Maroc 2026 : quand l'innovation se heurte aux limites du territoire
Entre projets énergétiques ambitieux et drames humains, le Maroc teste sa capacité à innover sans laisser ses territoires à la traîne. Analyse.
Quand l'hydrogène vert révèle les fractures du Royaume
42 milliards de dirhams. C’est l’enveloppe validée hier par la Commission nationale des investissements pour 29 projets privés. Un chiffre qui claque comme une promesse : le Maroc accélère. Mais où ? Dans six régions seulement, dont Al Haouz et Rehamna – des zones déjà marquées par les séismes et les pénuries d’eau. L’État mise sur l’attractivité, mais à quel prix pour les territoires oubliés ?
La Banque mondiale a elle aussi sorti son chéquier : 265 millions de dollars pour la STEP d’Ifahsa, près de Chefchaouen. Objectif affiché : "un approvisionnement en électricité plus sûr et plus propre". Sauf que cette station de pompage-turbinage, présentée comme un fleuron de l’innovation énergétique, s’inscrit dans un nord du pays déjà saturé d’infrastructures. Pendant ce temps, l’Atlas et le Sud-est, frappés par des orages et des températures dépassant les 45°C, restent dépendants de réseaux vétustes. Le Maroc veut devenir un hub continental de l’hydrogène vert, mais ses choix technologiques creusent les inégalités territoriales.
L’avion qui s’écrase et la forêt qui brûle : l’innovation à l’épreuve du réel
Jeudi soir, un avion de la Gendarmerie royale s’est écrasé dans la forêt de la Maâmora. Bilan : un pilote mort, un incendie maîtrisé in extremis. L’appareil participait aux opérations de lutte contre les feux – une mission critique dans un pays où les canicules deviennent la norme.
Le drame pose une question brutale : le Maroc a-t-il les moyens de ses ambitions technologiques ? La Gendarmerie dispose d’avions légers, mais leur maintenance et leur déploiement en conditions extrêmes restent un angle mort. Pendant ce temps, les prévisions météo pour ce vendredi annoncent des températures étouffantes dans le Souss et des orages violents dans l’Atlas. Des zones où les infrastructures de secours sont notoirement insuffisantes.
L’innovation ne se résume pas aux milliards investis. Elle se mesure aussi à la capacité d’un État à protéger ses citoyens – et ses pilotes – quand la technologie atteint ses limites.
L’alpiniste et l’avocat : deux visages d’une même ambition
Amezzane El Mehdi a gravi le Denali. 6 190 mètres, des températures polaires, des charges de 70 kg. Une performance qui place le Maroc sur la carte de l’alpinisme mondial. Mais derrière l’exploit, une réalité moins glorieuse : le pays compte peu d’infrastructures pour former et accompagner ses athlètes de haut niveau. El Mehdi a dû se débrouiller seul, comme tant d’autres innovateurs marocains.

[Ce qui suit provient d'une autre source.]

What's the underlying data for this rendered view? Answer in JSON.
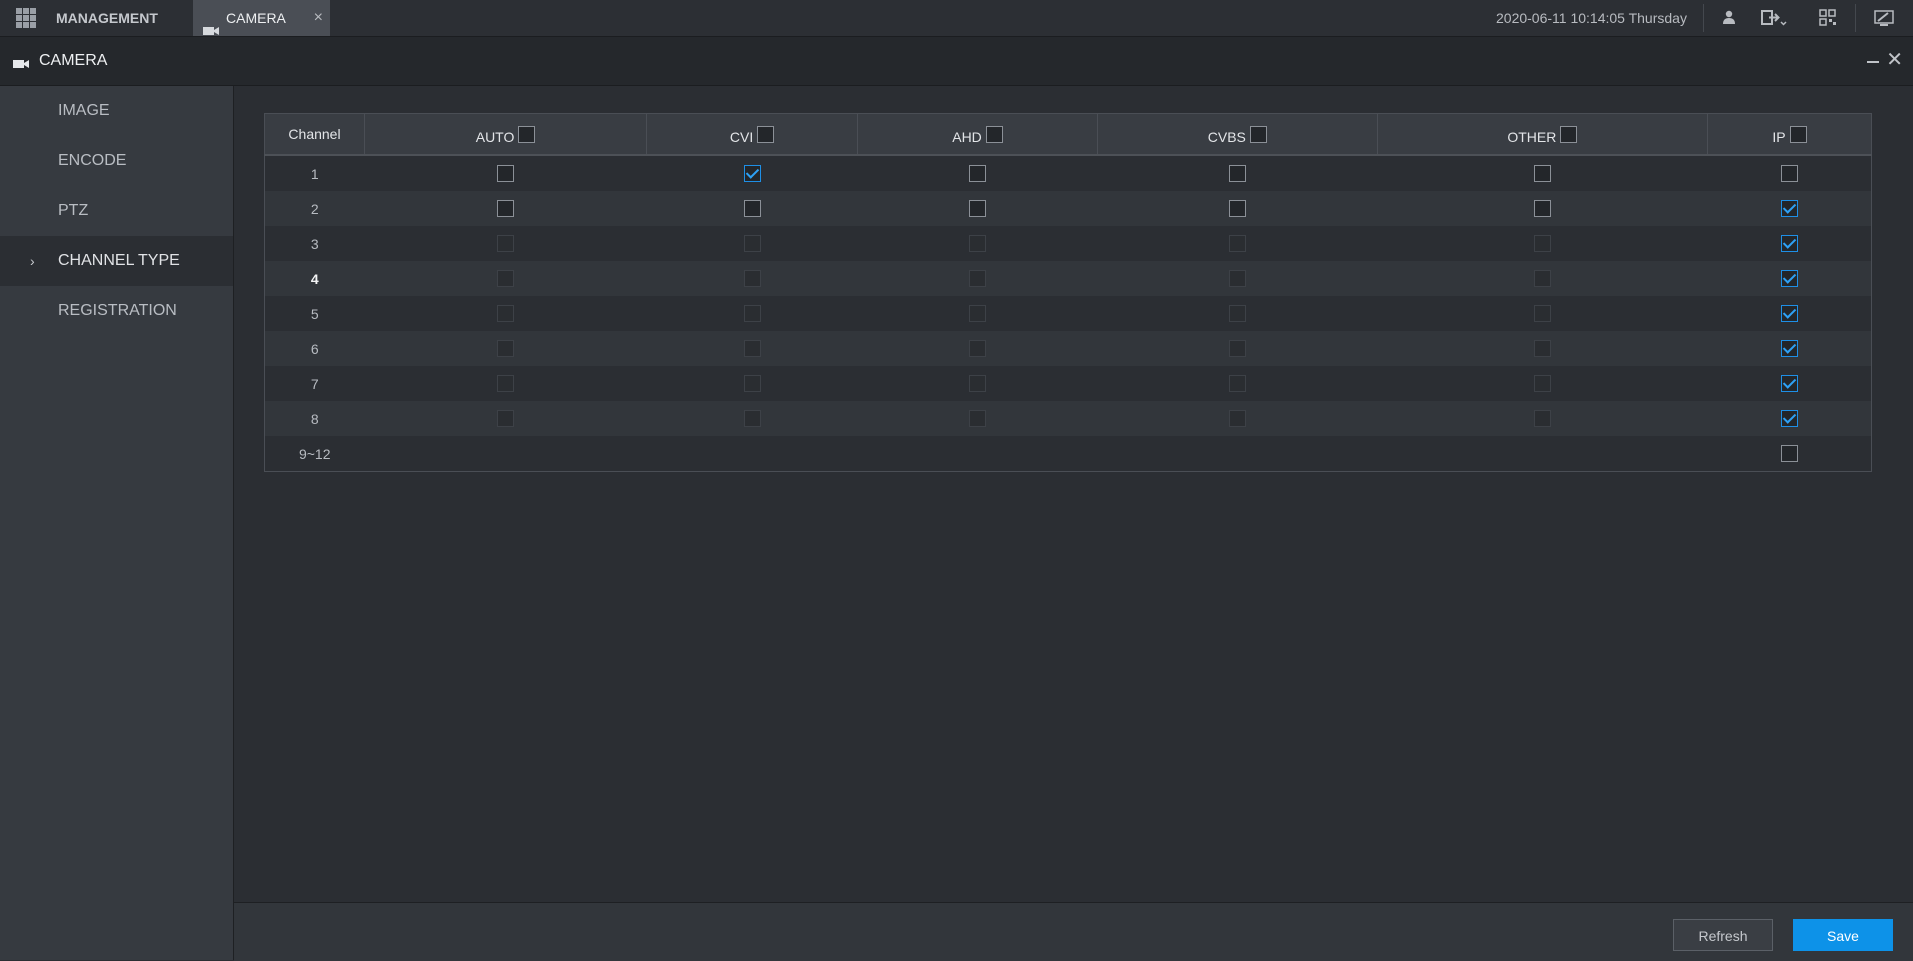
{
  "topbar": {
    "tabs": [
      {
        "label": "MANAGEMENT",
        "icon": "grid-menu-icon"
      },
      {
        "label": "CAMERA",
        "icon": "camera-icon",
        "close": "×"
      }
    ],
    "datetime": "2020-06-11 10:14:05 Thursday",
    "icons": [
      "user-icon",
      "logout-icon",
      "qr-code-icon",
      "display-icon"
    ]
  },
  "window": {
    "title": "CAMERA",
    "icon": "camera-icon",
    "close": "✕"
  },
  "sidebar": {
    "items": [
      {
        "label": "IMAGE",
        "active": false
      },
      {
        "label": "ENCODE",
        "active": false
      },
      {
        "label": "PTZ",
        "active": false
      },
      {
        "label": "CHANNEL TYPE",
        "active": true,
        "marker": "›"
      },
      {
        "label": "REGISTRATION",
        "active": false
      }
    ]
  },
  "table": {
    "channel_header": "Channel",
    "columns": [
      "AUTO",
      "CVI",
      "AHD",
      "CVBS",
      "OTHER",
      "IP"
    ],
    "rows": [
      {
        "channel": "1",
        "checked": [
          false,
          true,
          false,
          false,
          false,
          false
        ],
        "enabled": [
          true,
          true,
          true,
          true,
          true,
          true
        ]
      },
      {
        "channel": "2",
        "checked": [
          false,
          false,
          false,
          false,
          false,
          true
        ],
        "enabled": [
          true,
          true,
          true,
          true,
          true,
          true
        ]
      },
      {
        "channel": "3",
        "checked": [
          false,
          false,
          false,
          false,
          false,
          true
        ],
        "enabled": [
          false,
          false,
          false,
          false,
          false,
          true
        ]
      },
      {
        "channel": "4",
        "checked": [
          false,
          false,
          false,
          false,
          false,
          true
        ],
        "enabled": [
          false,
          false,
          false,
          false,
          false,
          true
        ]
      },
      {
        "channel": "5",
        "checked": [
          false,
          false,
          false,
          false,
          false,
          true
        ],
        "enabled": [
          false,
          false,
          false,
          false,
          false,
          true
        ]
      },
      {
        "channel": "6",
        "checked": [
          false,
          false,
          false,
          false,
          false,
          true
        ],
        "enabled": [
          false,
          false,
          false,
          false,
          false,
          true
        ]
      },
      {
        "channel": "7",
        "checked": [
          false,
          false,
          false,
          false,
          false,
          true
        ],
        "enabled": [
          false,
          false,
          false,
          false,
          false,
          true
        ]
      },
      {
        "channel": "8",
        "checked": [
          false,
          false,
          false,
          false,
          false,
          true
        ],
        "enabled": [
          false,
          false,
          false,
          false,
          false,
          true
        ]
      },
      {
        "channel": "9~12",
        "checked": [
          null,
          null,
          null,
          null,
          null,
          false
        ],
        "enabled": [
          false,
          false,
          false,
          false,
          false,
          true
        ]
      }
    ]
  },
  "footer": {
    "refresh_label": "Refresh",
    "save_label": "Save"
  },
  "colors": {
    "accent": "#0d92e8",
    "check": "#2ea1f5",
    "background": "#2b2e33",
    "sidebar": "#363a40"
  }
}
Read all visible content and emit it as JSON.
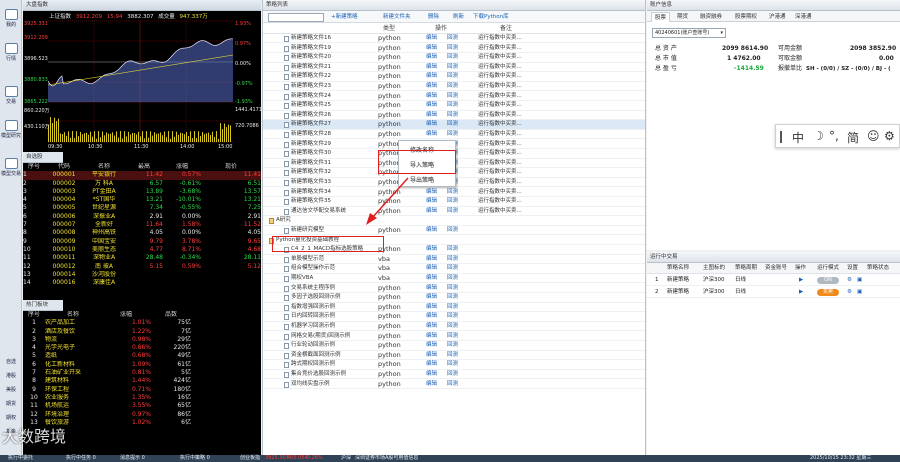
{
  "left_nav": {
    "items": [
      "我的",
      "行情",
      "交易",
      "模型研究",
      "模型交易"
    ],
    "bottom": [
      "自选",
      "港股",
      "美股",
      "期货",
      "期权",
      "基金"
    ]
  },
  "chart": {
    "title": "大盘指数",
    "index_name": "上证指数",
    "index_value": "3912.209",
    "index_change": "15.94",
    "h1": "3882.307",
    "h2": "成交量",
    "volume": "947.337万",
    "y_left": [
      "3925.331",
      "3912.209",
      "3896.523",
      "3880.833",
      "3865.222"
    ],
    "y_right": [
      "1.93%",
      "0.97%",
      "0.00%",
      "-0.97%",
      "-1.93%"
    ],
    "vol_left": [
      "860.220万",
      "430.110万"
    ],
    "vol_right": [
      "1441.4171",
      "720.7086"
    ],
    "times": [
      "09:30",
      "10:30",
      "11:30",
      "14:00",
      "15:00"
    ]
  },
  "quotes": {
    "title": "自选股",
    "cols": [
      "序号",
      "代码",
      "名称",
      "最高",
      "涨幅",
      "现价"
    ],
    "rows": [
      [
        "1",
        "000001",
        "平安银行",
        "11.42",
        "0.57%",
        "11.41"
      ],
      [
        "2",
        "000002",
        "万 科A",
        "6.57",
        "-0.61%",
        "6.51"
      ],
      [
        "3",
        "000003",
        "PT金田A",
        "13.89",
        "-3.68%",
        "13.57"
      ],
      [
        "4",
        "000004",
        "*ST国华",
        "13.21",
        "-10.01%",
        "13.21"
      ],
      [
        "5",
        "000005",
        "世纪星源",
        "7.34",
        "-0.55%",
        "7.25"
      ],
      [
        "6",
        "000006",
        "深振业A",
        "2.91",
        "0.00%",
        "2.91"
      ],
      [
        "7",
        "000007",
        "全新好",
        "11.64",
        "1.58%",
        "11.52"
      ],
      [
        "8",
        "000008",
        "神州高铁",
        "4.05",
        "0.00%",
        "4.05"
      ],
      [
        "9",
        "000009",
        "中国宝安",
        "9.79",
        "3.78%",
        "9.65"
      ],
      [
        "10",
        "000010",
        "美丽生态",
        "4.77",
        "8.71%",
        "4.68"
      ],
      [
        "11",
        "000011",
        "深物业A",
        "28.48",
        "-0.34%",
        "28.11"
      ],
      [
        "12",
        "000012",
        "南 玻A",
        "5.15",
        "0.59%",
        "5.12"
      ],
      [
        "13",
        "000014",
        "沙河股份",
        "",
        "",
        ""
      ],
      [
        "14",
        "000016",
        "深康佳A",
        "",
        "",
        ""
      ]
    ]
  },
  "sectors": {
    "title": "热门板块",
    "cols": [
      "序号",
      "名称",
      "涨幅",
      "品数"
    ],
    "rows": [
      [
        "1",
        "农产品加工",
        "1.01%",
        "75亿"
      ],
      [
        "2",
        "酒店及餐饮",
        "1.22%",
        "7亿"
      ],
      [
        "3",
        "物流",
        "0.98%",
        "29亿"
      ],
      [
        "4",
        "光学光电子",
        "0.86%",
        "220亿"
      ],
      [
        "5",
        "造纸",
        "0.68%",
        "49亿"
      ],
      [
        "6",
        "化工新材料",
        "1.09%",
        "61亿"
      ],
      [
        "7",
        "石油矿业开采",
        "0.81%",
        "5亿"
      ],
      [
        "8",
        "建筑材料",
        "1.44%",
        "424亿"
      ],
      [
        "9",
        "环保工程",
        "0.71%",
        "180亿"
      ],
      [
        "10",
        "农业服务",
        "1.35%",
        "16亿"
      ],
      [
        "11",
        "机场航运",
        "3.55%",
        "65亿"
      ],
      [
        "12",
        "环境治理",
        "0.97%",
        "86亿"
      ],
      [
        "13",
        "餐饮旅游",
        "1.02%",
        "6亿"
      ]
    ]
  },
  "strategy": {
    "title": "策略列表",
    "buttons": [
      "+新建策略",
      "新建文件夹",
      "删除",
      "刷新",
      "下载Python库"
    ],
    "cols": [
      "类型",
      "操作",
      "备注"
    ],
    "rows": [
      {
        "name": "新建策略文件16",
        "type": "python",
        "edit": "编辑",
        "run": "回测",
        "note": "运行指数中买卖..."
      },
      {
        "name": "新建策略文件19",
        "type": "python",
        "edit": "编辑",
        "run": "回测",
        "note": "运行指数中买卖..."
      },
      {
        "name": "新建策略文件20",
        "type": "python",
        "edit": "编辑",
        "run": "回测",
        "note": "运行指数中买卖..."
      },
      {
        "name": "新建策略文件21",
        "type": "python",
        "edit": "编辑",
        "run": "回测",
        "note": "运行指数中买卖..."
      },
      {
        "name": "新建策略文件22",
        "type": "python",
        "edit": "编辑",
        "run": "回测",
        "note": "运行指数中买卖..."
      },
      {
        "name": "新建策略文件23",
        "type": "python",
        "edit": "编辑",
        "run": "回测",
        "note": "运行指数中买卖..."
      },
      {
        "name": "新建策略文件24",
        "type": "python",
        "edit": "编辑",
        "run": "回测",
        "note": "运行指数中买卖..."
      },
      {
        "name": "新建策略文件25",
        "type": "python",
        "edit": "编辑",
        "run": "回测",
        "note": "运行指数中买卖..."
      },
      {
        "name": "新建策略文件26",
        "type": "python",
        "edit": "编辑",
        "run": "回测",
        "note": "运行指数中买卖..."
      },
      {
        "name": "新建策略文件27",
        "type": "python",
        "edit": "编辑",
        "run": "回测",
        "note": "运行指数中买卖..."
      },
      {
        "name": "新建策略文件28",
        "type": "python",
        "edit": "编辑",
        "run": "回测",
        "note": "运行指数中买卖..."
      },
      {
        "name": "新建策略文件29",
        "type": "python",
        "edit": "编辑",
        "run": "回测",
        "note": "运行指数中买卖..."
      },
      {
        "name": "新建策略文件30",
        "type": "python",
        "edit": "编辑",
        "run": "回测",
        "note": "运行指数中买卖..."
      },
      {
        "name": "新建策略文件31",
        "type": "python",
        "edit": "编辑",
        "run": "回测",
        "note": "运行指数中买卖..."
      },
      {
        "name": "新建策略文件32",
        "type": "python",
        "edit": "编辑",
        "run": "回测",
        "note": "运行指数中买卖..."
      },
      {
        "name": "新建策略文件33",
        "type": "python",
        "edit": "编辑",
        "run": "回测",
        "note": "运行指数中买卖..."
      },
      {
        "name": "新建策略文件34",
        "type": "python",
        "edit": "编辑",
        "run": "回测",
        "note": "运行指数中买卖..."
      },
      {
        "name": "新建策略文件35",
        "type": "python",
        "edit": "编辑",
        "run": "回测",
        "note": "运行指数中买卖..."
      },
      {
        "name": "通达信文华配交易系统",
        "type": "python",
        "edit": "编辑",
        "run": "回测",
        "note": "运行指数中买卖..."
      },
      {
        "name": "A研究",
        "type": "",
        "edit": "",
        "run": "",
        "note": "",
        "folder": true,
        "indent": 0
      },
      {
        "name": "新建研究模型",
        "type": "python",
        "edit": "编辑",
        "run": "回测",
        "note": ""
      },
      {
        "name": "Python量化投资基础教程",
        "type": "",
        "edit": "",
        "run": "",
        "note": "",
        "folder": true,
        "indent": 0
      },
      {
        "name": "C4_2_1_MACD指标选股策略",
        "type": "python",
        "edit": "编辑",
        "run": "回测",
        "note": ""
      },
      {
        "name": "单股模型示范",
        "type": "vba",
        "edit": "编辑",
        "run": "回测",
        "note": ""
      },
      {
        "name": "组合模型操作示范",
        "type": "vba",
        "edit": "编辑",
        "run": "回测",
        "note": ""
      },
      {
        "name": "期权VBA",
        "type": "vba",
        "edit": "编辑",
        "run": "回测",
        "note": ""
      },
      {
        "name": "交易系统主程序例",
        "type": "python",
        "edit": "编辑",
        "run": "回测",
        "note": ""
      },
      {
        "name": "多因子选股回测示例",
        "type": "python",
        "edit": "编辑",
        "run": "回测",
        "note": ""
      },
      {
        "name": "指数增强回测示例",
        "type": "python",
        "edit": "编辑",
        "run": "回测",
        "note": ""
      },
      {
        "name": "日内回转回测示例",
        "type": "python",
        "edit": "编辑",
        "run": "回测",
        "note": ""
      },
      {
        "name": "机器学习回测示例",
        "type": "python",
        "edit": "编辑",
        "run": "回测",
        "note": ""
      },
      {
        "name": "网格交易(期货)回测示例",
        "type": "python",
        "edit": "编辑",
        "run": "回测",
        "note": ""
      },
      {
        "name": "行业轮动回测示例",
        "type": "python",
        "edit": "编辑",
        "run": "回测",
        "note": ""
      },
      {
        "name": "资金横截面回测示例",
        "type": "python",
        "edit": "编辑",
        "run": "回测",
        "note": ""
      },
      {
        "name": "跨式期权回测示例",
        "type": "python",
        "edit": "编辑",
        "run": "回测",
        "note": ""
      },
      {
        "name": "集合竞价选股回测示例",
        "type": "python",
        "edit": "编辑",
        "run": "回测",
        "note": ""
      },
      {
        "name": "双均线实盘示例",
        "type": "python",
        "edit": "编辑",
        "run": "回测",
        "note": ""
      }
    ]
  },
  "context_menu": {
    "items": [
      "修改名称",
      "导入策略",
      "导出策略"
    ]
  },
  "account": {
    "title": "账户信息",
    "tabs": [
      "股票",
      "期货",
      "融资融券",
      "股票期权",
      "沪港通",
      "深港通"
    ],
    "select": "40240601(账户查账号)",
    "lines": [
      {
        "k": "总 资 产",
        "v": "2099 8614.90"
      },
      {
        "k": "总 市 值",
        "v": "1 4762.00"
      },
      {
        "k": "总 盈 亏",
        "v": "-1414.59"
      }
    ],
    "right": [
      {
        "k": "可用金额",
        "v": "2098 3852.90"
      },
      {
        "k": "可取金额",
        "v": "0.00"
      },
      {
        "k": "报撤单比",
        "v": "SH - (0/0) / SZ - (0/0) / BJ - ("
      }
    ]
  },
  "ime": {
    "items": [
      "中",
      "简"
    ]
  },
  "trading": {
    "title": "运行中交易",
    "cols": [
      "策略名称",
      "主图标的",
      "策略周期",
      "资金账号",
      "操作",
      "运行模式",
      "设置",
      "策略状态"
    ],
    "rows": [
      [
        "1",
        "新建策略",
        "沪深300",
        "日线",
        "",
        "",
        "",
        ""
      ],
      [
        "2",
        "新建策略",
        "沪深300",
        "日线",
        "",
        "",
        "",
        ""
      ]
    ],
    "mode_on": "ON",
    "mode_off": "买卖"
  },
  "status": {
    "items": [
      "执行中委托",
      "执行中任务 0",
      "消息提示 0",
      "执行中策略 0",
      "创业板指",
      "沪深",
      "深圳证券市场A股可用值信息",
      "2025/10/15 23:32 星期三"
    ],
    "vals": [
      "3925.307",
      "405.054",
      "-0.26%"
    ]
  },
  "watermark": "大数跨境"
}
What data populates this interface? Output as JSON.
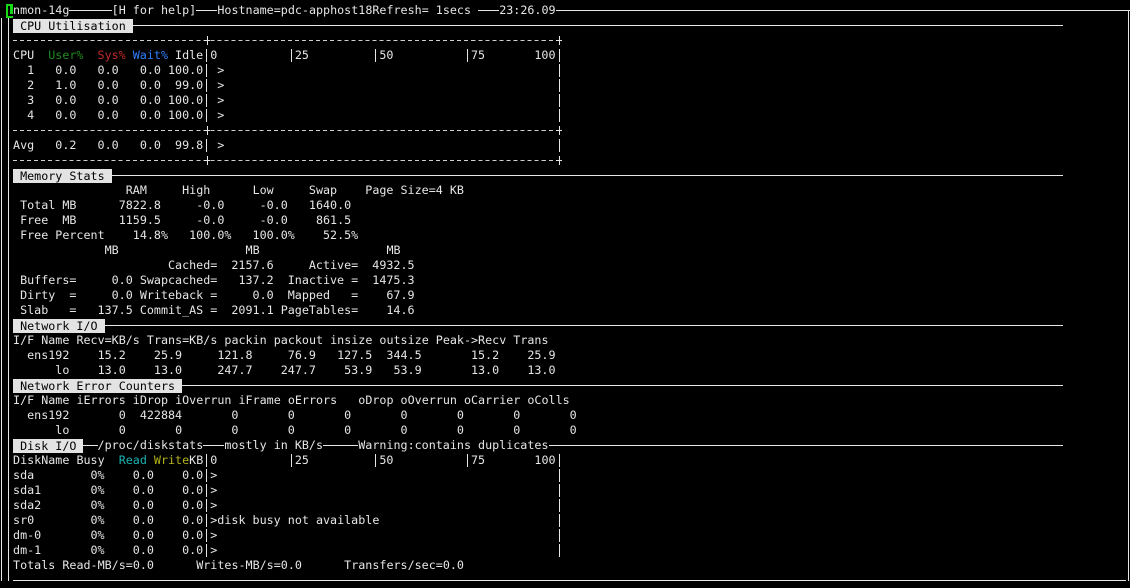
{
  "header": {
    "program": "nmon-14g",
    "help": "[H for help]",
    "hostname": "Hostname=pdc-apphost18",
    "refresh": "Refresh= 1secs",
    "time": "23:26.09"
  },
  "colors": {
    "cursor": "#16d916",
    "user": "#1f8a1f",
    "sys": "#c42a2a",
    "wait": "#2f7fff",
    "read": "#19b3b3",
    "write": "#b5b51c",
    "section_bg": "#e3e3e3"
  },
  "cpu": {
    "title": "CPU Utilisation",
    "columns": {
      "cpu": "CPU",
      "user": "User%",
      "sys": "Sys%",
      "wait": "Wait%",
      "idle": "Idle"
    },
    "scale": [
      "0",
      "25",
      "50",
      "75",
      "100"
    ],
    "rows": [
      {
        "cpu": "1",
        "user": "0.0",
        "sys": "0.0",
        "wait": "0.0",
        "idle": "100.0",
        "bar": " >"
      },
      {
        "cpu": "2",
        "user": "1.0",
        "sys": "0.0",
        "wait": "0.0",
        "idle": "99.0",
        "bar": " >"
      },
      {
        "cpu": "3",
        "user": "0.0",
        "sys": "0.0",
        "wait": "0.0",
        "idle": "100.0",
        "bar": " >"
      },
      {
        "cpu": "4",
        "user": "0.0",
        "sys": "0.0",
        "wait": "0.0",
        "idle": "100.0",
        "bar": " >"
      }
    ],
    "avg": {
      "cpu": "Avg",
      "user": "0.2",
      "sys": "0.0",
      "wait": "0.0",
      "idle": "99.8",
      "bar": " >"
    }
  },
  "memory": {
    "title": "Memory Stats",
    "columns": [
      "RAM",
      "High",
      "Low",
      "Swap"
    ],
    "page_size": "Page Size=4 KB",
    "total": {
      "label": "Total MB",
      "values": [
        "7822.8",
        "-0.0",
        "-0.0",
        "1640.0"
      ]
    },
    "free": {
      "label": "Free  MB",
      "values": [
        "1159.5",
        "-0.0",
        "-0.0",
        "861.5"
      ]
    },
    "free_percent": {
      "label": "Free Percent",
      "values": [
        "14.8%",
        "100.0%",
        "100.0%",
        "52.5%"
      ]
    },
    "units": [
      "MB",
      "MB",
      "MB"
    ],
    "details": [
      [
        {
          "label": "",
          "value": ""
        },
        {
          "label": "Cached=",
          "value": "2157.6"
        },
        {
          "label": "Active=",
          "value": "4932.5"
        }
      ],
      [
        {
          "label": "Buffers=",
          "value": "0.0"
        },
        {
          "label": "Swapcached=",
          "value": "137.2"
        },
        {
          "label": "Inactive =",
          "value": "1475.3"
        }
      ],
      [
        {
          "label": "Dirty  =",
          "value": "0.0"
        },
        {
          "label": "Writeback =",
          "value": "0.0"
        },
        {
          "label": "Mapped   =",
          "value": "67.9"
        }
      ],
      [
        {
          "label": "Slab   =",
          "value": "137.5"
        },
        {
          "label": "Commit_AS =",
          "value": "2091.1"
        },
        {
          "label": "PageTables=",
          "value": "14.6"
        }
      ]
    ]
  },
  "network": {
    "title": "Network I/O",
    "header": "I/F Name Recv=KB/s Trans=KB/s packin packout insize outsize Peak->Recv Trans",
    "rows": [
      {
        "name": "ens192",
        "values": [
          "15.2",
          "25.9",
          "121.8",
          "76.9",
          "127.5",
          "344.5",
          "15.2",
          "25.9"
        ]
      },
      {
        "name": "lo",
        "values": [
          "13.0",
          "13.0",
          "247.7",
          "247.7",
          "53.9",
          "53.9",
          "13.0",
          "13.0"
        ]
      }
    ]
  },
  "network_errors": {
    "title": "Network Error Counters",
    "header": "I/F Name iErrors iDrop iOverrun iFrame oErrors   oDrop oOverrun oCarrier oColls",
    "rows": [
      {
        "name": "ens192",
        "values": [
          "0",
          "422884",
          "0",
          "0",
          "0",
          "0",
          "0",
          "0",
          "0"
        ]
      },
      {
        "name": "lo",
        "values": [
          "0",
          "0",
          "0",
          "0",
          "0",
          "0",
          "0",
          "0",
          "0"
        ]
      }
    ]
  },
  "disk": {
    "title": "Disk I/O",
    "source": "/proc/diskstats",
    "units_note": "mostly in KB/s",
    "warning": "Warning:contains duplicates",
    "columns": {
      "name": "DiskName",
      "busy": "Busy",
      "read": "Read",
      "write": "Write",
      "kb": "KB"
    },
    "scale": [
      "0",
      "25",
      "50",
      "75",
      "100"
    ],
    "rows": [
      {
        "name": "sda",
        "busy": "0%",
        "read": "0.0",
        "write": "0.0",
        "bar": ">"
      },
      {
        "name": "sda1",
        "busy": "0%",
        "read": "0.0",
        "write": "0.0",
        "bar": ">"
      },
      {
        "name": "sda2",
        "busy": "0%",
        "read": "0.0",
        "write": "0.0",
        "bar": ">"
      },
      {
        "name": "sr0",
        "busy": "0%",
        "read": "0.0",
        "write": "0.0",
        "bar": ">disk busy not available"
      },
      {
        "name": "dm-0",
        "busy": "0%",
        "read": "0.0",
        "write": "0.0",
        "bar": ">"
      },
      {
        "name": "dm-1",
        "busy": "0%",
        "read": "0.0",
        "write": "0.0",
        "bar": ">"
      }
    ],
    "totals": {
      "read_label": "Totals Read-MB/s=",
      "read": "0.0",
      "write_label": "Writes-MB/s=",
      "write": "0.0",
      "transfers_label": "Transfers/sec=",
      "transfers": "0.0"
    }
  }
}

À l’autre bout du spectre, la Chambre des représentants a ramené à 45 ans la limite d’âge pour devenir avocat. Une mesure qui ouvre la profession aux diplômés de charia, mais qui interroge : pourquoi ce choix maintenant ? Dans un pays où l’accès à la justice reste inégal, cette réforme semble plus symbolique que structurelle. Elle cible une élite urbaine, alors que les zones rurales manquent cruellement de professionnels du droit.
Deux histoires, un même constat : le Maroc innove, mais souvent en silos. L’alpinisme et le droit sont des domaines où l’excellence individuelle ne suffit pas. Sans politiques publiques ambitieuses, ces avancées resteront des exceptions.
Ce qu’il faut retenir
- L’énergie propre, oui, mais pour qui ?
Les 265 millions de la Banque mondiale et les 42 milliards d’investissements privés ciblent des régions déjà favorisées. Le risque ? Une innovation à deux vitesses, où les territoires ruraux et montagneux restent des variables d’ajustement.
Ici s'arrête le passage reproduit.